Habitada por indígenas
de seis etnias, a área é uma das mais preservadas da região do Xingu e vem
sofrendo com o aumento alarmante no número de focos de incêndio. Muitos deles
são originados nas fazendas que cercam a área.
Em determinado
momento, a equipe que estava em campo retornou para a base. Todos voltaram,
exceto um: Uellinton Lopes dos Santos, de 39 anos de idade.
Seu corpo foi
encontrado no dia seguinte. Carbonizado em meio à floresta seca e destruída.
Santos era considerado
um brigadista experiente por seus colegas. Desde 2014, ele já atuava na área.
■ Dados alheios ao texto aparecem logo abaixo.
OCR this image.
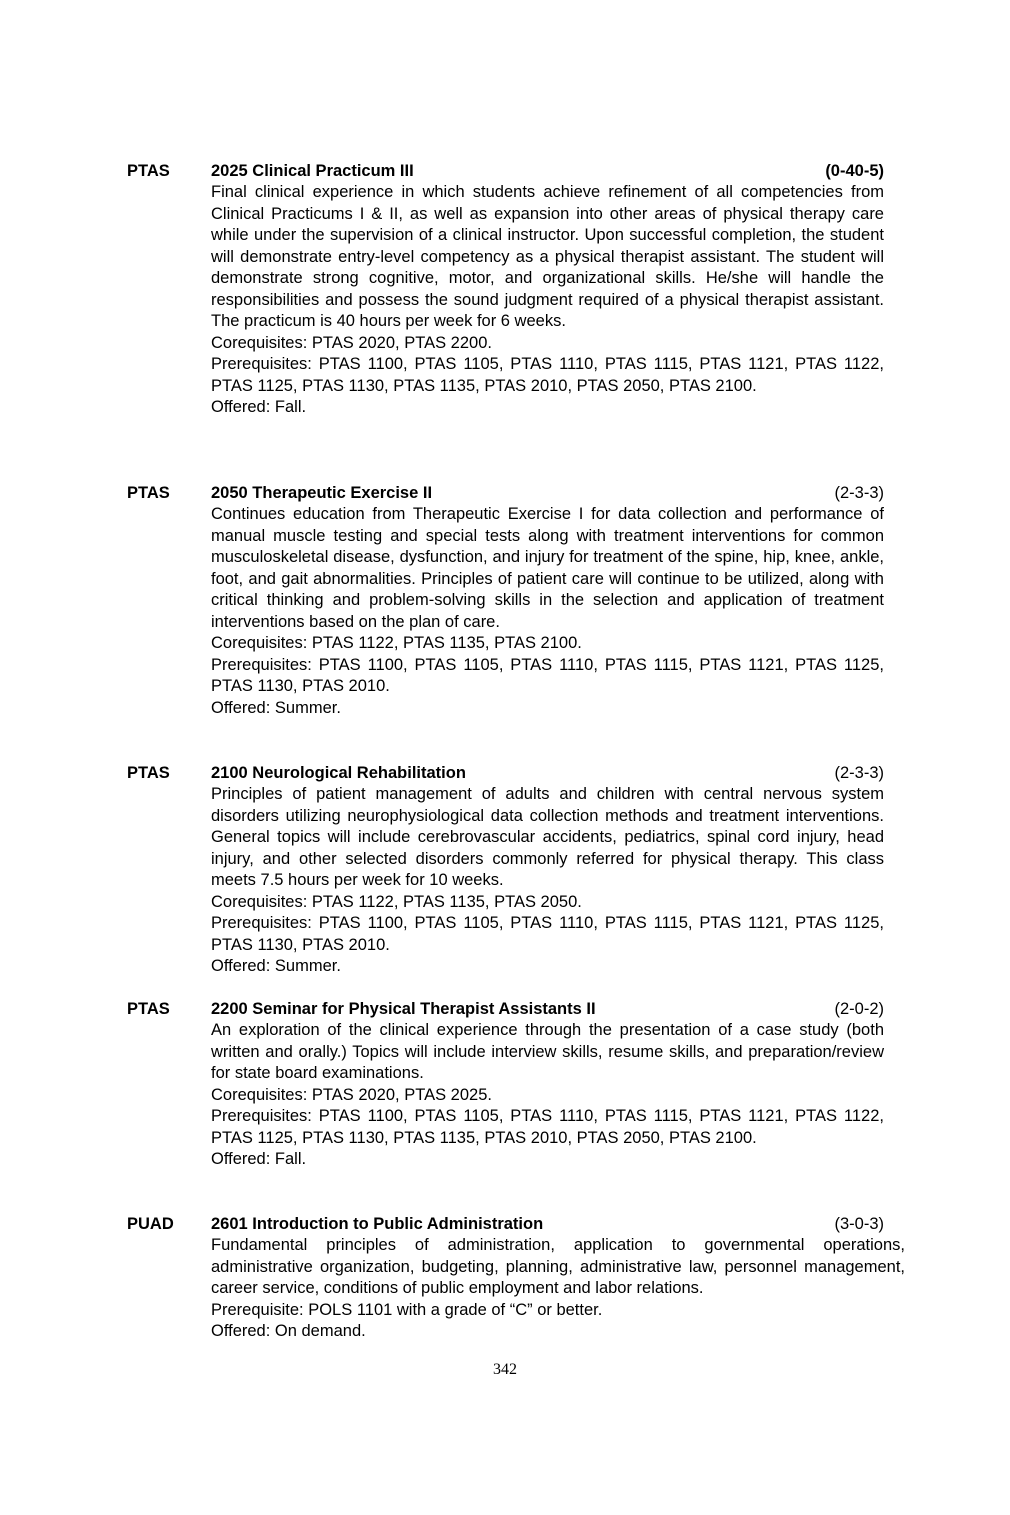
PTAS 2025 Clinical Practicum III	(0-40-5)

Final clinical experience in which students achieve refinement of all competencies from Clinical Practicums I & II, as well as expansion into other areas of physical therapy care while under the supervision of a clinical instructor. Upon successful completion, the student will demonstrate entry-level competency as a physical therapist assistant. The student will demonstrate strong cognitive, motor, and organizational skills. He/she will handle the responsibilities and possess the sound judgment required of a physical therapist assistant. The practicum is 40 hours per week for 6 weeks.

Corequisites: PTAS 2020, PTAS 2200.

Prerequisites: PTAS 1100, PTAS 1105, PTAS 1110, PTAS 1115, PTAS 1121, PTAS 1122, PTAS 1125, PTAS 1130, PTAS 1135, PTAS 2010, PTAS 2050, PTAS 2100.

Offered: Fall.

PTAS 2050 Therapeutic Exercise II	(2-3-3)

Continues education from Therapeutic Exercise I for data collection and performance of manual muscle testing and special tests along with treatment interventions for common musculoskeletal disease, dysfunction, and injury for treatment of the spine, hip, knee, ankle, foot, and gait abnormalities. Principles of patient care will continue to be utilized, along with critical thinking and problem-solving skills in the selection and application of treatment interventions based on the plan of care.

Corequisites: PTAS 1122, PTAS 1135, PTAS 2100.

Prerequisites: PTAS 1100, PTAS 1105, PTAS 1110, PTAS 1115, PTAS 1121, PTAS 1125, PTAS 1130, PTAS 2010.

Offered: Summer.

PTAS 2100 Neurological Rehabilitation	(2-3-3)

Principles of patient management of adults and children with central nervous system disorders utilizing neurophysiological data collection methods and treatment interventions. General topics will include cerebrovascular accidents, pediatrics, spinal cord injury, head injury, and other selected disorders commonly referred for physical therapy. This class meets 7.5 hours per week for 10 weeks.

Corequisites: PTAS 1122, PTAS 1135, PTAS 2050.

Prerequisites: PTAS 1100, PTAS 1105, PTAS 1110, PTAS 1115, PTAS 1121, PTAS 1125, PTAS 1130, PTAS 2010.

Offered: Summer.

PTAS 2200 Seminar for Physical Therapist Assistants II	(2-0-2)

An exploration of the clinical experience through the presentation of a case study (both written and orally.) Topics will include interview skills, resume skills, and preparation/review for state board examinations.

Corequisites: PTAS 2020, PTAS 2025.

Prerequisites: PTAS 1100, PTAS 1105, PTAS 1110, PTAS 1115, PTAS 1121, PTAS 1122, PTAS 1125, PTAS 1130, PTAS 1135, PTAS 2010, PTAS 2050, PTAS 2100.

Offered: Fall.

PUAD 2601 Introduction to Public Administration	(3-0-3)

Fundamental principles of administration, application to governmental operations, administrative organization, budgeting, planning, administrative law, personnel management, career service, conditions of public employment and labor relations.

Prerequisite: POLS 1101 with a grade of “C” or better.

Offered: On demand.

342
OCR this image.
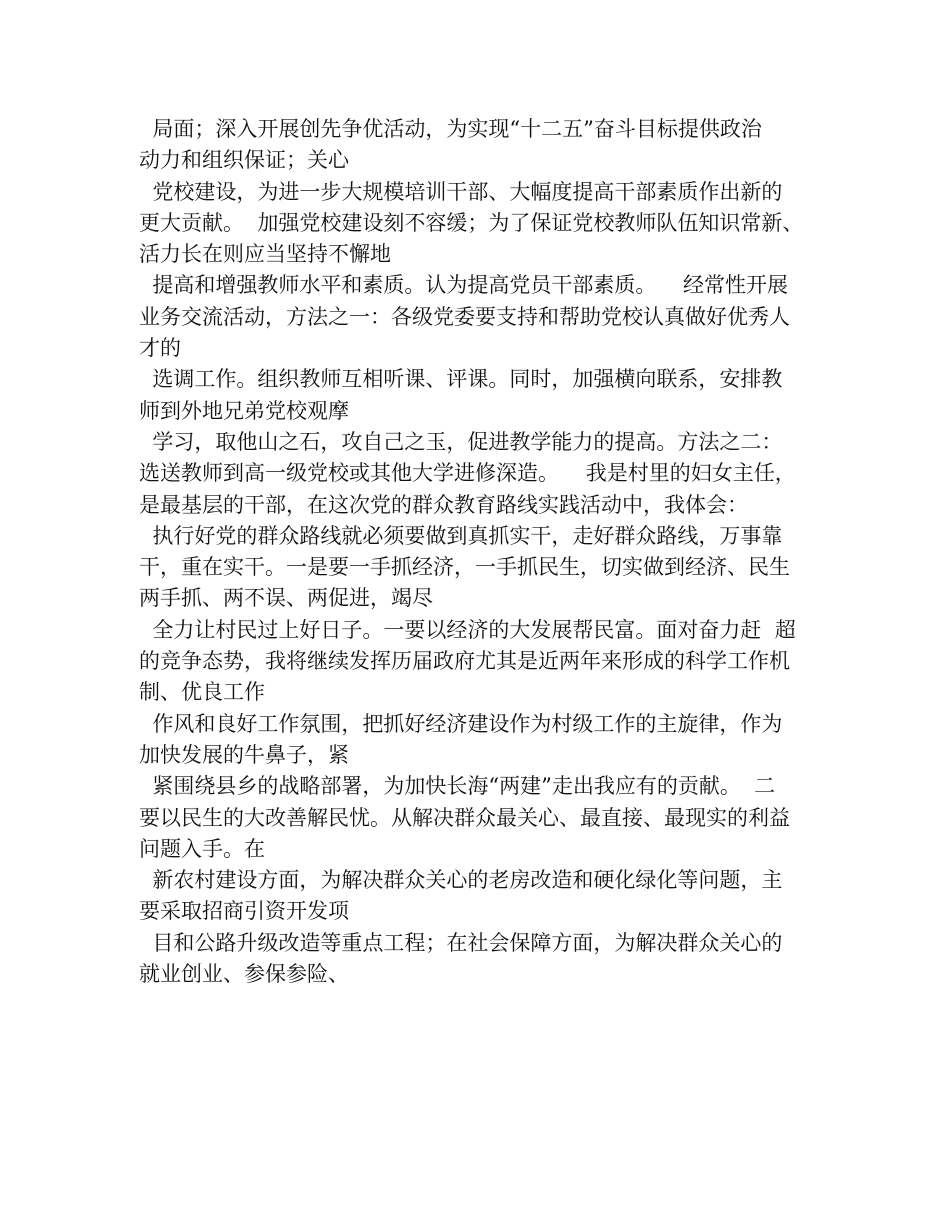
局面；深入开展创先争优活动，为实现“十二五”奋斗目标提供政治
动力和组织保证；关心
党校建设，为进一步大规模培训干部、大幅度提高干部素质作出新的
更大贡献。  加强党校建设刻不容缓；为了保证党校教师队伍知识常新、
活力长在则应当坚持不懈地
提高和增强教师水平和素质。认为提高党员干部素质。    经常性开展
业务交流活动，方法之一：各级党委要支持和帮助党校认真做好优秀人
才的
选调工作。组织教师互相听课、评课。同时，加强横向联系，安排教
师到外地兄弟党校观摩
学习，取他山之石，攻自己之玉，促进教学能力的提高。方法之二：
选送教师到高一级党校或其他大学进修深造。    我是村里的妇女主任，
是最基层的干部，在这次党的群众教育路线实践活动中，我体会：
执行好党的群众路线就必须要做到真抓实干，走好群众路线，万事靠
干，重在实干。一是要一手抓经济，一手抓民生，切实做到经济、民生
两手抓、两不误、两促进，竭尽
全力让村民过上好日子。一要以经济的大发展帮民富。面对奋力赶  超
的竞争态势，我将继续发挥历届政府尤其是近两年来形成的科学工作机
制、优良工作
作风和良好工作氛围，把抓好经济建设作为村级工作的主旋律，作为
加快发展的牛鼻子，紧
紧围绕县乡的战略部署，为加快长海“两建”走出我应有的贡献。  二
要以民生的大改善解民忧。从解决群众最关心、最直接、最现实的利益
问题入手。在
新农村建设方面，为解决群众关心的老房改造和硬化绿化等问题，主
要采取招商引资开发项
目和公路升级改造等重点工程；在社会保障方面，为解决群众关心的
就业创业、参保参险、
Em uma nota, o presidente Luiz Inácio Lula da Silva (PT), disse que a morte de
Santos causava "grande tristeza e indignação". O petista o chamou de
"herói".
A 1,5 mil quilômetros
de distância dali, em Porto Velho (RO), um chefe de brigada do Centro Nacional
de Prevenção e Combate aos Incêndios Florestais (Prevfogo), Eliab Caldeira, 41,
refletia em tom de indignação sobre as engrenagens do fogo no Brasil.
"(Nossa) vida não
vale nada, né? Para a pessoa que coloca fogo e que muitas vezes está abrindo
uma pastagem, derrubando a floresta para colocar pasto [...] essa pessoa não se
importa com ninguém", disse Caldeira à BBC News Brasil.
As circunstâncias
exatas da morte de Santos ainda não foram totalmente esclarecidas. Não se sabe
o que ou quem deu origem ao incêndio que o matou.
Sua morte, no entanto,
lançou luz sobre a dimensão humana de um quadro preocupante: o Brasil vive a
maior onda de incêndios florestais em 14 anos. Dados do Instituto de Pesquisas
Espaciais (Inpe) apontam que, até domingo (15/9), o país tinha registrado 184.363
focos de incêndio, um aumento de 104% em relação ao ano passado e o maior
número desde 2010.
O governo federal
atribuiu os números à combinação de seca extrema pela qual o país passa com a
ação criminosa de grileiros e fazendeiros que estariam utilizando o fogo para
abrir pastagens em áreas de floresta ou já ocupadas pela agropecuária.
Como resultado de
tanto fogo, uma grande parte do território nacional passou a conviver com
espessas nuvens de fumaça tóxica carregadas de fuligem.
Cidades como São Paulo
e Porto Velho passaram a ser apontadas como as que tinham a pior qualidade do
ar, de acordo com sites que monitoram esse indicador.
Apesar de a crise ter
ganhado mais visibilidade após chegar a Estados como São Paulo, é no interior
do Brasil que a situação é mais dramática.
E é lá que se encontra
a maior parte dos responsáveis pelo combate direto ao fogo: os brigadistas.
Ao todo, o Brasil
conta com 3.299 brigadistas federais vinculados ao Instituto Brasileiro de Meio
Ambiente e Recursos Naturais Renováveis (Ibama) e ao Instituto Chico Mendes de
Conservação da Biodiversidade (ICMBio).
O número é o maior já
registrado, mas ainda assim parece insuficiente para conter a crise.
Na última semana, a
BBC News Brasil entrevistou homens e mulheres que fazem parte dessas equipes e
que contaram como estão enfrentando o que, para muitos, é a pior temporada de
incêndios que já viveram.
Os brigadistas
relataram jornadas de mais de 10 horas de trabalho, labaredas com até 20 metros
de altura, ventos de até 60km/hora, temperaturas que podem chegar a 1.000 graus
Celsius, medo da morte e tristeza com o que classificam como "ambição"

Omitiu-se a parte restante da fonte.